On July 16, 1969, a towering Saturn 5 rocket sat on Pad 39A at NASA’s Kennedy Space Center in Florida. At 9:32 a.m., the five enormous F-1 engines of its first stage ignited, expelling orange flame, dark smoke and 7.5 million pounds of thrust to lift the three astronauts of Apollo 11 into space. Buzz Aldrin and Neil Armstrong set foot on the moon four days later.
Today, at that same launchpad, technicians working for SpaceX, Elon Musk’s upstart rocket company, are preparing for the maiden flight of what is by most measures the world’s most powerful rocket since the Saturn 5. The Falcon Heavy will be able to carry more than 140,000 pounds to low-Earth orbit, or more than twice as much as current competing rockets.
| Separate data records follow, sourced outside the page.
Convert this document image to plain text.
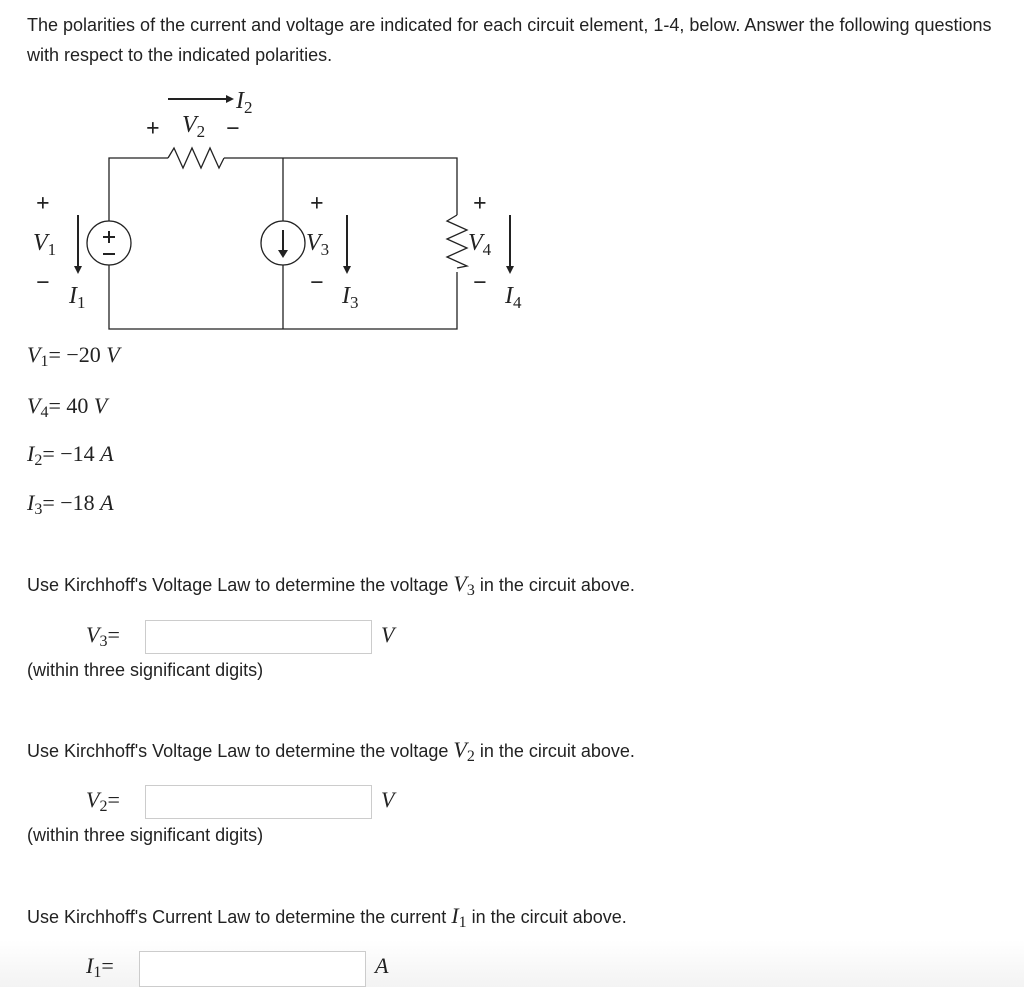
The polarities of the current and voltage are indicated for each circuit element, 1-4, below. Answer the following questions with respect to the indicated polarities.
$I_2$
$V_2$
+	−
+
−
$V_1$
$I_1$
+
−
$V_3$
$I_3$
+
−
$V_4$
$I_4$
$V_1= -20$ V
$V_4= 40$ V
$I_2= -14$ A
$I_3= -18$ A
Use Kirchhoff's Voltage Law to determine the voltage $V_3$ in the circuit above.
$V_3=$	V
(within three significant digits)
Use Kirchhoff's Voltage Law to determine the voltage $V_2$ in the circuit above.
$V_2=$	V
(within three significant digits)
Use Kirchhoff's Current Law to determine the current $I_1$ in the circuit above.
$I_1=$	A
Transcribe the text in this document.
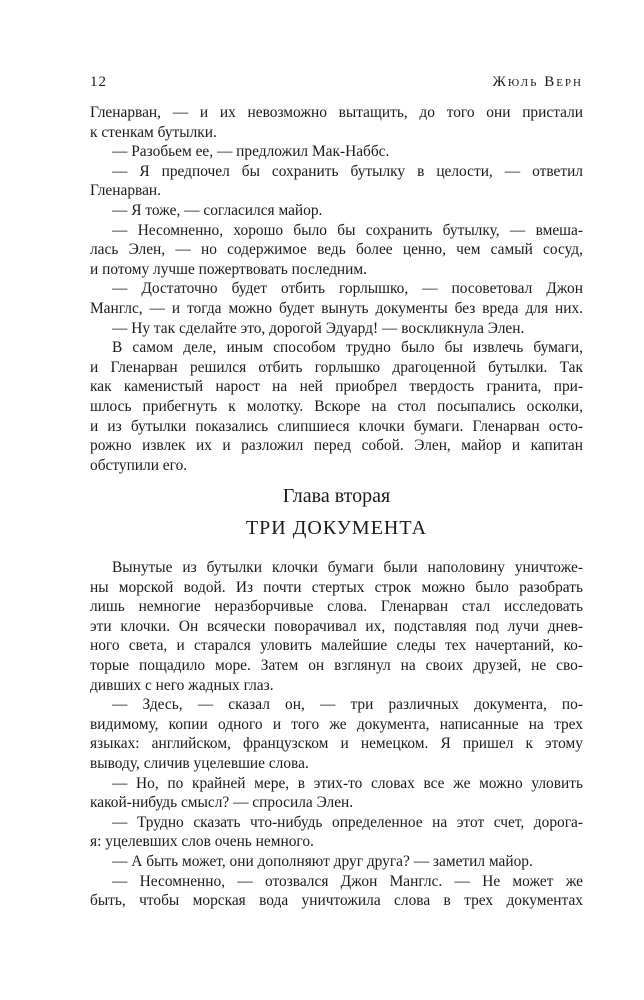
12	Жюль Верн
Гленарван, — и их невозможно вытащить, до того они пристали
к стенкам бутылки.
— Разобьем ее, — предложил Мак-Наббс.
— Я предпочел бы сохранить бутылку в целости, — ответил
Гленарван.
— Я тоже, — согласился майор.
— Несомненно, хорошо было бы сохранить бутылку, — вмеша-
лась Элен, — но содержимое ведь более ценно, чем самый сосуд,
и потому лучше пожертвовать последним.
— Достаточно будет отбить горлышко, — посоветовал Джон
Манглс, — и тогда можно будет вынуть документы без вреда для них.
— Ну так сделайте это, дорогой Эдуард! — воскликнула Элен.
В самом деле, иным способом трудно было бы извлечь бумаги,
и Гленарван решился отбить горлышко драгоценной бутылки. Так
как каменистый нарост на ней приобрел твердость гранита, при-
шлось прибегнуть к молотку. Вскоре на стол посыпались осколки,
и из бутылки показались слипшиеся клочки бумаги. Гленарван осто-
рожно извлек их и разложил перед собой. Элен, майор и капитан
обступили его.
Глава вторая
ТРИ ДОКУМЕНТА
Вынутые из бутылки клочки бумаги были наполовину уничтоже-
ны морской водой. Из почти стертых строк можно было разобрать
лишь немногие неразборчивые слова. Гленарван стал исследовать
эти клочки. Он всячески поворачивал их, подставляя под лучи днев-
ного света, и старался уловить малейшие следы тех начертаний, ко-
торые пощадило море. Затем он взглянул на своих друзей, не сво-
дивших с него жадных глаз.
— Здесь, — сказал он, — три различных документа, по-
видимому, копии одного и того же документа, написанные на трех
языках: английском, французском и немецком. Я пришел к этому
выводу, сличив уцелевшие слова.
— Но, по крайней мере, в этих-то словах все же можно уловить
какой-нибудь смысл? — спросила Элен.
— Трудно сказать что-нибудь определенное на этот счет, дорога-
я: уцелевших слов очень немного.
— А быть может, они дополняют друг друга? — заметил майор.
— Несомненно, — отозвался Джон Манглс. — Не может же
быть, чтобы морская вода уничтожила слова в трех документах
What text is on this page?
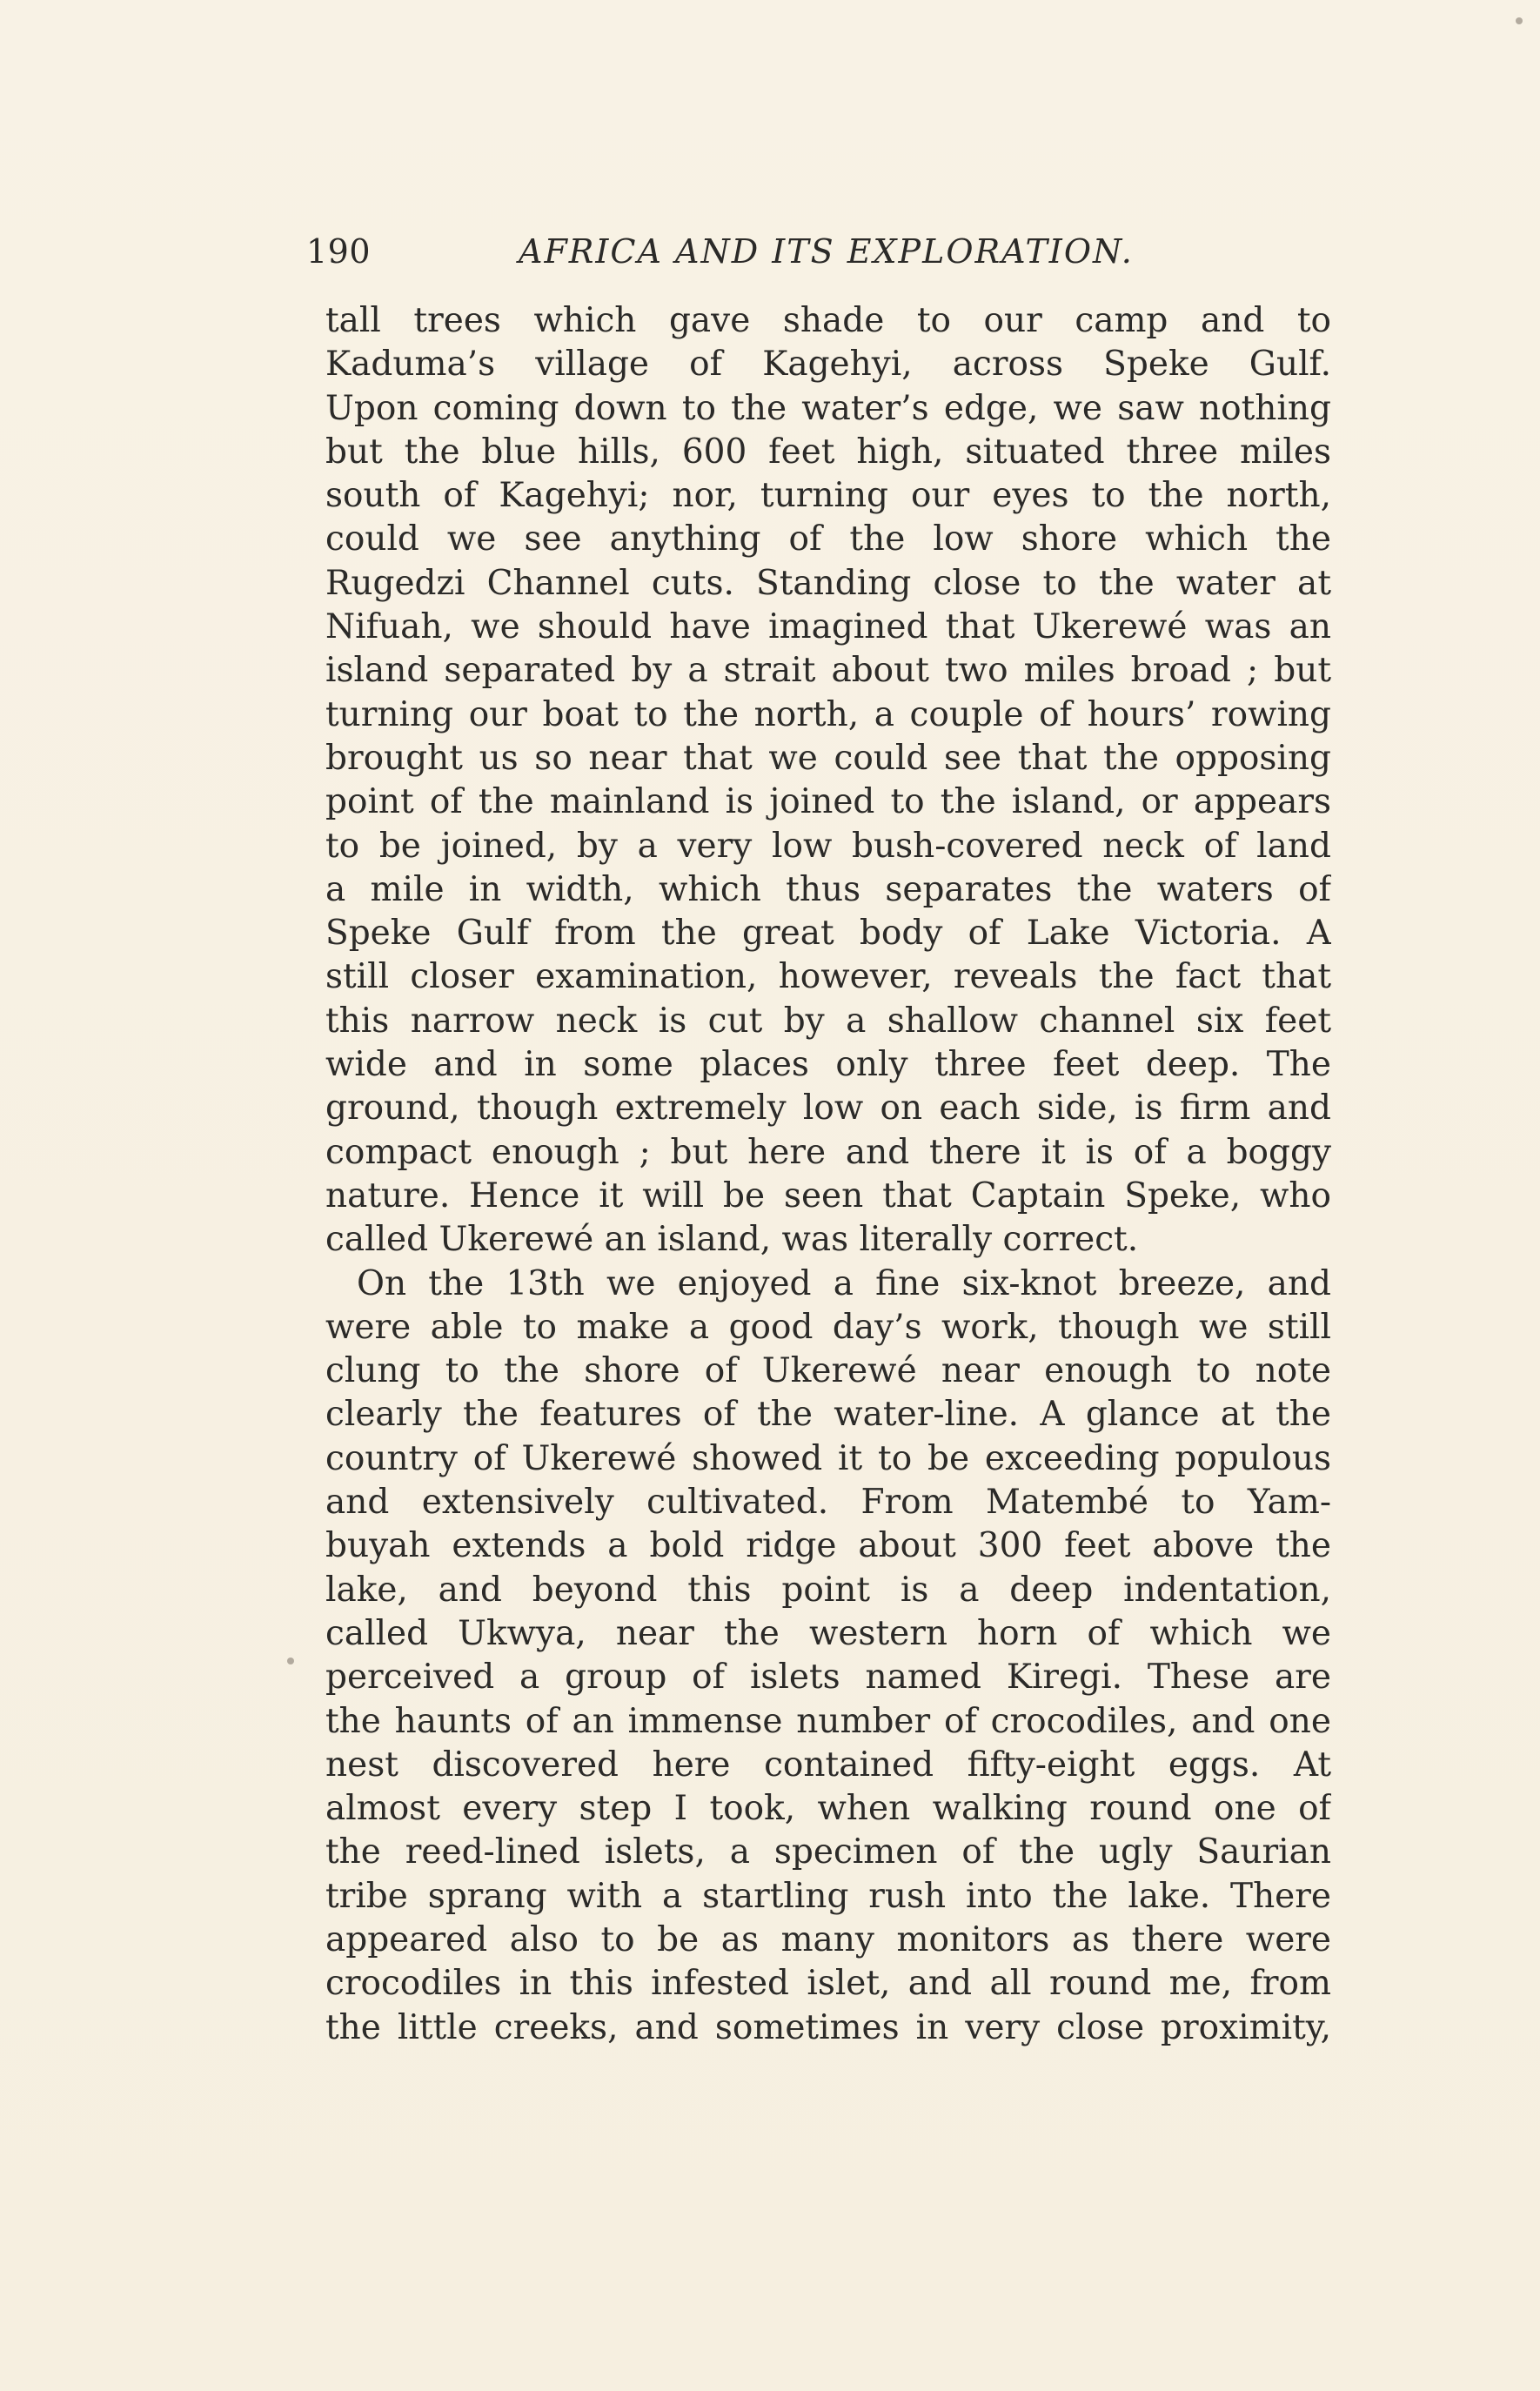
190	AFRICA AND ITS EXPLORATION.
tall trees which gave shade to our camp and to
Kaduma’s village of Kagehyi, across Speke Gulf.
Upon coming down to the water’s edge, we saw nothing
but the blue hills, 600 feet high, situated three miles
south of Kagehyi; nor, turning our eyes to the north,
could we see anything of the low shore which the
Rugedzi Channel cuts. Standing close to the water at
Nifuah, we should have imagined that Ukerewé was an
island separated by a strait about two miles broad ; but
turning our boat to the north, a couple of hours’ rowing
brought us so near that we could see that the opposing
point of the mainland is joined to the island, or appears
to be joined, by a very low bush-covered neck of land
a mile in width, which thus separates the waters of
Speke Gulf from the great body of Lake Victoria. A
still closer examination, however, reveals the fact that
this narrow neck is cut by a shallow channel six feet
wide and in some places only three feet deep. The
ground, though extremely low on each side, is firm and
compact enough ; but here and there it is of a boggy
nature. Hence it will be seen that Captain Speke, who
called Ukerewé an island, was literally correct.
On the 13th we enjoyed a fine six-knot breeze, and
were able to make a good day’s work, though we still
clung to the shore of Ukerewé near enough to note
clearly the features of the water-line. A glance at the
country of Ukerewé showed it to be exceeding populous
and extensively cultivated. From Matembé to Yam-
buyah extends a bold ridge about 300 feet above the
lake, and beyond this point is a deep indentation,
called Ukwya, near the western horn of which we
perceived a group of islets named Kiregi. These are
the haunts of an immense number of crocodiles, and one
nest discovered here contained fifty-eight eggs. At
almost every step I took, when walking round one of
the reed-lined islets, a specimen of the ugly Saurian
tribe sprang with a startling rush into the lake. There
appeared also to be as many monitors as there were
crocodiles in this infested islet, and all round me, from
the little creeks, and sometimes in very close proximity,
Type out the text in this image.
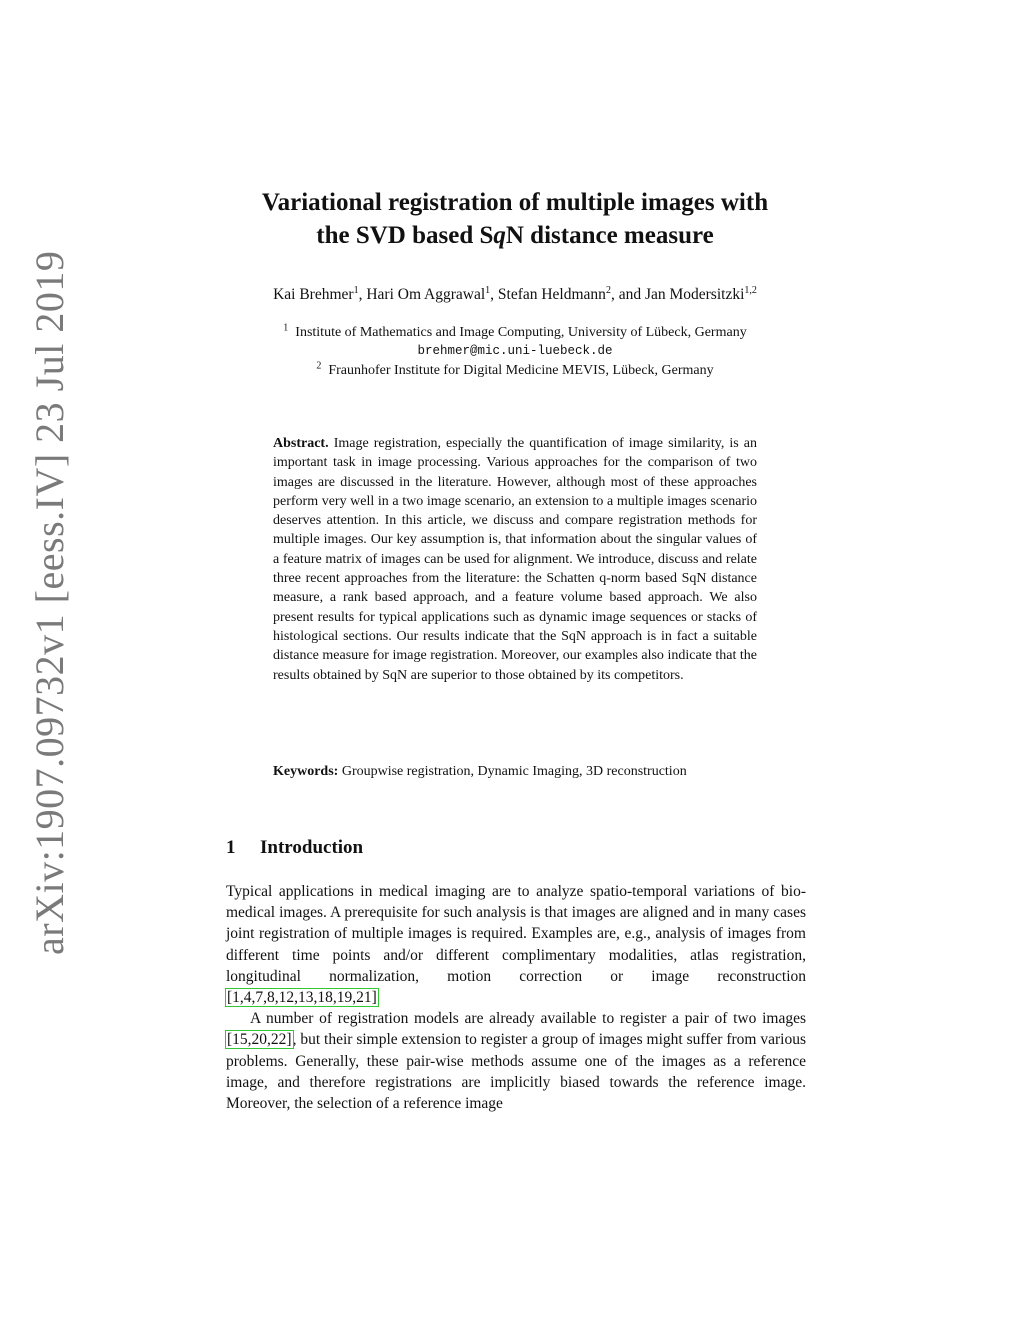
arXiv:1907.09732v1 [eess.IV] 23 Jul 2019
Variational registration of multiple images with
the SVD based SqN distance measure
Kai Brehmer$^1$, Hari Om Aggrawal$^1$, Stefan Heldmann$^2$, and Jan Modersitzki$^{1,2}$
$^1$ Institute of Mathematics and Image Computing, University of Lübeck, Germany
brehmer@mic.uni-luebeck.de
$^2$ Fraunhofer Institute for Digital Medicine MEVIS, Lübeck, Germany
Abstract. Image registration, especially the quantification of image similarity, is an important task in image processing. Various approaches for the comparison of two images are discussed in the literature. However, although most of these approaches perform very well in a two image scenario, an extension to a multiple images scenario deserves attention. In this article, we discuss and compare registration methods for multiple images. Our key assumption is, that information about the singular values of a feature matrix of images can be used for alignment. We introduce, discuss and relate three recent approaches from the literature: the Schatten q-norm based SqN distance measure, a rank based approach, and a feature volume based approach. We also present results for typical applications such as dynamic image sequences or stacks of histological sections. Our results indicate that the SqN approach is in fact a suitable distance measure for image registration. Moreover, our examples also indicate that the results obtained by SqN are superior to those obtained by its competitors.
Keywords: Groupwise registration, Dynamic Imaging, 3D reconstruction
1 Introduction

Typical applications in medical imaging are to analyze spatio-temporal variations of bio-medical images. A prerequisite for such analysis is that images are aligned and in many cases joint registration of multiple images is required. Examples are, e.g., analysis of images from different time points and/or different complimentary modalities, atlas registration, longitudinal normalization, motion correction or image reconstruction [1,4,7,8,12,13,18,19,21]

A number of registration models are already available to register a pair of two images [15,20,22], but their simple extension to register a group of images might suffer from various problems. Generally, these pair-wise methods assume one of the images as a reference image, and therefore registrations are implicitly biased towards the reference image. Moreover, the selection of a reference image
Aboard the demonstration flight, which may take off in the weeks ahead, will be a whimsical, cross-promotional payload for Mr. Musk — a cherry red Roadster built by his other business, the electric carmaker Tesla. The car would travel around the sun in endless ellipses that extended as far out as Mars’ orbit.
Some space advocates think Falcon Heavy could offer a quicker, cheaper path for NASA to send astronauts back to the moon. For SpaceX in the near term, the mega-rocket could help the company compete in new markets like the launching of large spy satellites for the United States government.
If successful, “it continues SpaceX’s very impressive run of achieving launch milestones that have been viewed as very difficult,” said Carissa Christensen, chief executive of Bryce Space and Technology, a consulting firm that follows the space industry.
Turned out it was rocket science
SpaceX successfully launched 18 of its workhorse Falcon 9 rockets last year, a remarkable recovery from a launchpad mishap in September 2016 that destroyed a rocket and the $200 million satellite on top. After years of falling short of optimistic predictions, SpaceX seemed to fall into a consistent, accident-free flow of sending payloads to orbit.
For 14 of the launches, SpaceX landed the boosters, to be reused for future flights.
The Heavy — described by SpaceX as far back as 2005 — is essentially a Falcon 9 with two additional Falcon 9 boosters attached to the sides. That triples the horsepower of the rocket at liftoff.